The conservative/libertarian intelligentsia has plenty of deeply-schooled policy wonks and plenty of engaging writers. But very rarely to both skill sets belong to the same author. Cliff Asness is the rare exception. Read it and grow wise.

January 21st, 2011 at 12:52 pm
The Economics of Federalism

Yesterday, 60 members of the House Republican majority endorsed a bill that would “deregulate” health insurance purchases by allowing consumers to buy plans across state lines.  The idea is to let companies compete on a national scale, spreading the risk and lowering premiums.  The bill is gaining support as a free market counterargument against ObamaCare’s one-size-fits-all regulation of health insurance.

There is a caveat.  In order to liberalize the insurance market, the GOP-sponsored bill must take away the states’ power to regulate insurance.  The reason insurance plans cost different amounts in different states is because individual states have different regulatory schemes.  Those schemes are the product of public policy decisions hammered out at the state level.  Importantly for 10th Amendment limited government types, the plan to “deregulate” the health insurance market comes at the expense of state sovereignty.

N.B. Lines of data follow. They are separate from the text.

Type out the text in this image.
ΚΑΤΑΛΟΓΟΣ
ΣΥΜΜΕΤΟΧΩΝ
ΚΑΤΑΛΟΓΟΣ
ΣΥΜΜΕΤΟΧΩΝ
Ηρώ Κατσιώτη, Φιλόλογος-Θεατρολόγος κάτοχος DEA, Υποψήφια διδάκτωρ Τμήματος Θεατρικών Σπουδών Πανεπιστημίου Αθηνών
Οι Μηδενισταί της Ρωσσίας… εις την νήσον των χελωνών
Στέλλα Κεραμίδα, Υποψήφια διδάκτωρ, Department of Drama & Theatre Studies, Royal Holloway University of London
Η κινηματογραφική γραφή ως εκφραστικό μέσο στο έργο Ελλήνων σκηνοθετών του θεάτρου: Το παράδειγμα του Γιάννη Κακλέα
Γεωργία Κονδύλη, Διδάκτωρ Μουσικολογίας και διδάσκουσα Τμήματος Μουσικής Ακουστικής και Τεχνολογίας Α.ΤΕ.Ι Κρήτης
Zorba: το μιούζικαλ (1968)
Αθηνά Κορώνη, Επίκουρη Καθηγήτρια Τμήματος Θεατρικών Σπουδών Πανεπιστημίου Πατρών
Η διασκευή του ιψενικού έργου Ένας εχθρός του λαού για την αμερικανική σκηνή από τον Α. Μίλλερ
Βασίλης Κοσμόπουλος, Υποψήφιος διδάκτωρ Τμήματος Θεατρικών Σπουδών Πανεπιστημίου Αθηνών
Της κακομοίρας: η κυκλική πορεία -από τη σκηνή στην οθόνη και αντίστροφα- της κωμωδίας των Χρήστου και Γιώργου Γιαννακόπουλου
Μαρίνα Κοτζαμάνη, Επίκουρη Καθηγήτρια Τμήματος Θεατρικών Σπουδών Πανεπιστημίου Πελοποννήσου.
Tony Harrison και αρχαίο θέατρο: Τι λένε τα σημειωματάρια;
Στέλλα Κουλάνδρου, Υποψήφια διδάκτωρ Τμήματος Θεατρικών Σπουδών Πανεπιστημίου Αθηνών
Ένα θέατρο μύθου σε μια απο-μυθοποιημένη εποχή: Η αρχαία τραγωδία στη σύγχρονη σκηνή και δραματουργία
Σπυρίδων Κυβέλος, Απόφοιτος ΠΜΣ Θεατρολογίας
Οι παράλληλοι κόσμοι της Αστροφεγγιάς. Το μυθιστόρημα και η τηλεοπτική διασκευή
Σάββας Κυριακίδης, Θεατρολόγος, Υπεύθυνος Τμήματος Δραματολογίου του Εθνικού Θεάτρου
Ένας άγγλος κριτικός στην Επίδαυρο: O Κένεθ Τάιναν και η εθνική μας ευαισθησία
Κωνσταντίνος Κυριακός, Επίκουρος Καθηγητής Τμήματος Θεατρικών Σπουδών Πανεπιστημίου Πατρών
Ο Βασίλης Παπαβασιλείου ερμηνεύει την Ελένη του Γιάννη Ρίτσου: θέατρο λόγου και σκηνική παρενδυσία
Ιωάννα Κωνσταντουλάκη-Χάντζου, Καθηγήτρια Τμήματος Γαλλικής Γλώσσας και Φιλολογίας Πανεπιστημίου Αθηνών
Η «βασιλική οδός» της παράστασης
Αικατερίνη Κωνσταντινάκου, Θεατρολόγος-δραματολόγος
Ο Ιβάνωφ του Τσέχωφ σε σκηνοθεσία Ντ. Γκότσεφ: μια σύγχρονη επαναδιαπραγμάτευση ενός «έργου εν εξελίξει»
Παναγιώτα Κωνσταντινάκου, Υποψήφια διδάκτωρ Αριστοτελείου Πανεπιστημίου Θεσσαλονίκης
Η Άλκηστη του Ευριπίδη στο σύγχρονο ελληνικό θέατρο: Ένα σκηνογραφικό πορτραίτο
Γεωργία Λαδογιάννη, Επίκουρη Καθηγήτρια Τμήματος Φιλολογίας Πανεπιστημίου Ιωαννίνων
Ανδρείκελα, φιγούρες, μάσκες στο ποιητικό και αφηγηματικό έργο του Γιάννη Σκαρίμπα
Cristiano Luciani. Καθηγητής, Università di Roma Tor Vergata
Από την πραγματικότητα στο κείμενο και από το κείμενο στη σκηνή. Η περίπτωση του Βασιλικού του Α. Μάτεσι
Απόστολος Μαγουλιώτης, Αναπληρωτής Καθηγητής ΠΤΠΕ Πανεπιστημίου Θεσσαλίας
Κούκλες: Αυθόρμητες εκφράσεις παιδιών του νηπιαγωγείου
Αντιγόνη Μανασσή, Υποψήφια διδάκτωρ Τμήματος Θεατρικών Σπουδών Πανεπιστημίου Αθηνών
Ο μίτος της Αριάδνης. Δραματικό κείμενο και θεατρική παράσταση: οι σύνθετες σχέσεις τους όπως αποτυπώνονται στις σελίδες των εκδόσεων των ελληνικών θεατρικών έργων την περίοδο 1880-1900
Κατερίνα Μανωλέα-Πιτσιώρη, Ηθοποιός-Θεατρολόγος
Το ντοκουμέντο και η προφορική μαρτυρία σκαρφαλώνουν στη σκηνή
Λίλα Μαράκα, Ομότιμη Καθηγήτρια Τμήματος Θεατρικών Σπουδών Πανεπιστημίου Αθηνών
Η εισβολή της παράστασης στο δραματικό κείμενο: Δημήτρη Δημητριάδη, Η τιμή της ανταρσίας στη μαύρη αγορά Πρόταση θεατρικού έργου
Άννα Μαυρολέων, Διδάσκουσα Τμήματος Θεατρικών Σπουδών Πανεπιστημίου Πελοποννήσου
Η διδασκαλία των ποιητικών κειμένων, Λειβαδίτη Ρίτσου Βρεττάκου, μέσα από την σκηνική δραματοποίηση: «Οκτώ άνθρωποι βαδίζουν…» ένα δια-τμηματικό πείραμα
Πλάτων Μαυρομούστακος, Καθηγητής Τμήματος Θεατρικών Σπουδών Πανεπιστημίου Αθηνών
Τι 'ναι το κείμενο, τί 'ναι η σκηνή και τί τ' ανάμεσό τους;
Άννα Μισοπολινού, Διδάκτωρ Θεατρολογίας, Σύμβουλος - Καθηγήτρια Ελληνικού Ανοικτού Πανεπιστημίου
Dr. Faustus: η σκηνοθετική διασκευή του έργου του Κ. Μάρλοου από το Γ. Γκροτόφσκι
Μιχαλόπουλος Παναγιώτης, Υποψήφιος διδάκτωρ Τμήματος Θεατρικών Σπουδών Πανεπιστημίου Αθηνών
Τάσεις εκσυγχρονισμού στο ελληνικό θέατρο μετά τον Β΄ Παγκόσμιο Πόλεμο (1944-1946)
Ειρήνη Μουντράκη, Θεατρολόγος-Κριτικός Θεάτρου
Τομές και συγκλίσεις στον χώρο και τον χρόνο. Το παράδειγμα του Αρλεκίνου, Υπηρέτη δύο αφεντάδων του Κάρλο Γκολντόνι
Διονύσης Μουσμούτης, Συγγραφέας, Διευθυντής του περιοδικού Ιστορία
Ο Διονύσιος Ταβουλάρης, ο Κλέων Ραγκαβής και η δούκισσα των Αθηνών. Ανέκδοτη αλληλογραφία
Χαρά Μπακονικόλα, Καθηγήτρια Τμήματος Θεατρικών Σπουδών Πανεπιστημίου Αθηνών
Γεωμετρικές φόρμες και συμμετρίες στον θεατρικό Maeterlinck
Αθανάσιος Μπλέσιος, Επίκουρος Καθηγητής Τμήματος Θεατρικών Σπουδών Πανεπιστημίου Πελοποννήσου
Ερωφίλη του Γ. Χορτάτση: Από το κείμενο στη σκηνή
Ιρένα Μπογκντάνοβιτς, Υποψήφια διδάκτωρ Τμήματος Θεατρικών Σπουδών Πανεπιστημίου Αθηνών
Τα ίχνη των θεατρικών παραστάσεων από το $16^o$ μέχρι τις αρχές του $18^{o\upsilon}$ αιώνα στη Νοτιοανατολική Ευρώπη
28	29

Ironically, the only way the House Republicans’ answer to ObamaCare gets passed is through an expansive reading of Congress’ ability to regulate interstate commerce “among the states.”  Members of Congress will (or at least should) have to struggle with which conservative principle they value more in this instance: the free market or federalism.  In a certain sense, federalism grants to states a public policy monopoly over all issues not expressly contained in the text of the U.S. Constitution.  That monopoly drives up prices for consumers in states with costly regulations.  Theoretically, if people want to pay less for health insurance, they could move to a state with less costly regulations.

Ideas like federalism have consequences.  As the Tea Party-flavored House GOP boards the ship of state, it will be interesting to see which crate of principles the revolutionaries toss over.